Con la reina, compartía risas entre la picaresca de las mujeres en el mercado. La ayudaba con las parturientas. Aprendió todo lo que las chicas deben saber sobre su propio cuerpo; la belleza que rechaza la fealdad del dueño de sus ropas nuevas, insinuada por la nodriza. Todavía hay algo que no llega a comprender.

Y entonces llegó Minerva, la bruja doblegada por las artes más oscuras.

—Vamos en busca de Luna —dijo la voz de Pinto en su cabeza—. Tendrás que adentrarte en el bosque para encontrarme.

En la colina, el lobo observa el horizonte de espaldas a Kaaya. El imponente animal, mueve sus cuartos traseros muy lentamente. Es un gigante, una bestia hermosa. Es tan grande, que escuchas su voz dentro, como una intuición: si ocurriese de otra forma, destrozaría el mundo.

Se abraza a su lomo mientras él corre por la pradera. En medio del claro hay un río. En el río una barcaza. Luna, la hermosa custodia del bosque, protege al mundo con su aliento. Los está esperando en su casa mágica.

Luna es una mujer con la belleza de la Tierra.
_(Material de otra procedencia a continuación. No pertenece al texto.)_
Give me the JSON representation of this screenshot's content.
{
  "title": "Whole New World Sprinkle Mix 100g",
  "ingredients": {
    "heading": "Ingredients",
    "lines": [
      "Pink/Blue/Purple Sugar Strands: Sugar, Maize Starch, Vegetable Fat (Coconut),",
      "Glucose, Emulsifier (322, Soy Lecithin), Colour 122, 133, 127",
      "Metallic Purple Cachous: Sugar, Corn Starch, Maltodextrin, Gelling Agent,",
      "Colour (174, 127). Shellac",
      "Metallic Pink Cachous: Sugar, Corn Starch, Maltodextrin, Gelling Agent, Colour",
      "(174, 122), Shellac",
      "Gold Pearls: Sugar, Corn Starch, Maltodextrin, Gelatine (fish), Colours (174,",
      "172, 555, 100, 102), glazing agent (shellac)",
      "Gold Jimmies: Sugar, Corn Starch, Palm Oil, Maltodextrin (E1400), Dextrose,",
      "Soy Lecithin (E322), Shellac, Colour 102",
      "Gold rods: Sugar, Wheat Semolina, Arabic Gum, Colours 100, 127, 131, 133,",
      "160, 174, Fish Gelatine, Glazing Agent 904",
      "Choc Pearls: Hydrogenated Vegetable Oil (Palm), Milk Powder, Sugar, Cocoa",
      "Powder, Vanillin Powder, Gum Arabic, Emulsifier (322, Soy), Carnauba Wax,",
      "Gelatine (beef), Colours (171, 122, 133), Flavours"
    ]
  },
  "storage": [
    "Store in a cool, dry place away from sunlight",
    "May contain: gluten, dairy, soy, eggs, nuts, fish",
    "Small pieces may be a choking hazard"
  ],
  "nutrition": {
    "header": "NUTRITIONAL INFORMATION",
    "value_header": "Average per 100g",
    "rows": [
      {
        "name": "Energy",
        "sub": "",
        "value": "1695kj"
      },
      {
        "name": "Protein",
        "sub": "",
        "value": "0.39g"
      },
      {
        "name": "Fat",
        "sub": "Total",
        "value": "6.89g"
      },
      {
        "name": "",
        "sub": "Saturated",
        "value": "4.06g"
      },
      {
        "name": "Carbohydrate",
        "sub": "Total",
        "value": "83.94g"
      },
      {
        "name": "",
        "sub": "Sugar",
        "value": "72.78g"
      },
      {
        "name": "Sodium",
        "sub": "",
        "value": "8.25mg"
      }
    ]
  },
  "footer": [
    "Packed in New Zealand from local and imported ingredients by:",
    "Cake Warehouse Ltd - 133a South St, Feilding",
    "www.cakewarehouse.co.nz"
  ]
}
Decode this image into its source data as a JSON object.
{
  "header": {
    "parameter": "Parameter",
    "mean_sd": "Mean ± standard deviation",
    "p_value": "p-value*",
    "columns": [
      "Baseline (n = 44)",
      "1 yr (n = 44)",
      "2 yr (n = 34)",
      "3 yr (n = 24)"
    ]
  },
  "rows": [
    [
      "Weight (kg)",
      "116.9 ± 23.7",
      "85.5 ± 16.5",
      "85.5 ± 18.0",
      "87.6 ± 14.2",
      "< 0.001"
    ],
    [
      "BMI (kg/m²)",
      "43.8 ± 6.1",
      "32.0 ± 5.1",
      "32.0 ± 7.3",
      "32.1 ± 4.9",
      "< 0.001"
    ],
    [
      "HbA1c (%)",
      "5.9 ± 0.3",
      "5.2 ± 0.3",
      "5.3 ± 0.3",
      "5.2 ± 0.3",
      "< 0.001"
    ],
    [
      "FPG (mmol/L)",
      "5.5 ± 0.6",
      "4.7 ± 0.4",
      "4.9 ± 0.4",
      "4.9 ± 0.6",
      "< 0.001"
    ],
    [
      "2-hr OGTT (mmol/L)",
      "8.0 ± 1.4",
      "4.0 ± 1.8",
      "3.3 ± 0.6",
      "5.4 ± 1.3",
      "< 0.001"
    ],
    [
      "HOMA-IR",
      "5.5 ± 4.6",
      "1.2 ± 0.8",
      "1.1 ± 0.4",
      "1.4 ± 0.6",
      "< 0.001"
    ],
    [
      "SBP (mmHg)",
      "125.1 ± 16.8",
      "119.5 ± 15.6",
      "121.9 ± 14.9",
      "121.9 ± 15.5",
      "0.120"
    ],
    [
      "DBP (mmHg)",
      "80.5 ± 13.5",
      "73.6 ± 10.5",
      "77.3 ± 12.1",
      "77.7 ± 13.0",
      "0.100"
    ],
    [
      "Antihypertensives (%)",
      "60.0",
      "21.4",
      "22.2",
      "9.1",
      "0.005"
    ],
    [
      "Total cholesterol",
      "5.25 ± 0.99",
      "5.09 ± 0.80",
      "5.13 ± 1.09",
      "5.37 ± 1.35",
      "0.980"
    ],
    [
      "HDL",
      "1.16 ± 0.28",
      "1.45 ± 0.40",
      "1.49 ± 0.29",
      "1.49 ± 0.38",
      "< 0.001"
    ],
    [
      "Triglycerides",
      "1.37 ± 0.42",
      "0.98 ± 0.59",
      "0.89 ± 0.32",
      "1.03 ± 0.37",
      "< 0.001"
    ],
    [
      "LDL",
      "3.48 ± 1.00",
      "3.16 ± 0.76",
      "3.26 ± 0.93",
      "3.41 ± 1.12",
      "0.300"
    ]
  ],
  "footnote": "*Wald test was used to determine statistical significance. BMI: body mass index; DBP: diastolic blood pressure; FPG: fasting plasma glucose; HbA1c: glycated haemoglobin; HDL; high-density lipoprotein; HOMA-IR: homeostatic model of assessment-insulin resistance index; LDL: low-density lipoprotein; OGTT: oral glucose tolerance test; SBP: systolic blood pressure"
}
Kaaya se queda absorta mirándola. Ambas se inclinan saludándose.

—Princesa, bienvenida.

—¿Qué vestidos son esos? —pregunta Kaaya.

—¿Es bonito verdad?, me lo he comprado en mi último viaje. Ven conmigo.

Pinto se tumba en la orilla. En su cabeza, escucha claramente el alboroto de las mujeres. No entiende una palabra de lo que están diciendo… ¿probarse ropa?, ¿perfumes?, ¿pintura para de uñas?, ¿pintarse?

—¿Qué pasa ahí dentro?

—No te preocupes Pinto. Estoy depilando a Kaaya.

—¿De pi qué?

—Depilan… ¡arrancando el vello de sus piernas!

—¿Arrancando el qué? ¿Por qué arrancas el vello de sus piernas? ¡El Rey me matará!

Kaaya sonríe. Con su magia, Luna había creado un hermoso hogar dentro de aquel barco. Las estancias amplias, estaban decoradas con muebles extraños. Luna le explica, que de allí de donde vienen esas cosas, es dónde aprendió a vivir sin miedo .

—El viaje será largo Kaaya. Para cuando regreses, aquí todo seguirá igual, no habrá pasado el tiempo, aunque te hayas hecho mayor.

Ahora, Kaaya parece una mujer. Lleva una túnica corta con unas extrañas calzas negras que pican en las piernas.

—¡Estás guapísima¡ —Dijo Luna sonriendo—, pareces una chica de portada.

—¿Portada? —Repiten Pinto y Kaaya al mismo tiempo.

Entonces, una voz mecánica la arrastra a través de las luces. La imagen de Pinto y Luna se desvanece en una nube de humo. Lo último que ve, son sus sonrisas.

En la radio, una mujer anuncia las compresas Minerva. No se mueven y se puede nadar con ellas.

—¿Cuándo llegamos? —dice su hermano una y otra vez.

—¡Caalla, por Dios hijo! —repite su padre sonriendo.

Mamá está triste, piensa; ella también lo está. Hace ya mucho tiempo que no hablan. La complicidad que había entre ellas, se ha roto por los temores de su madre. Se pasa el día advirtiéndola sobre los chicos y las drogas.

La abuela Luna los está esperando con su sonrisa; parece un hada. Su casa, es un refugio donde nada cambia. Ella la ayudará a entender.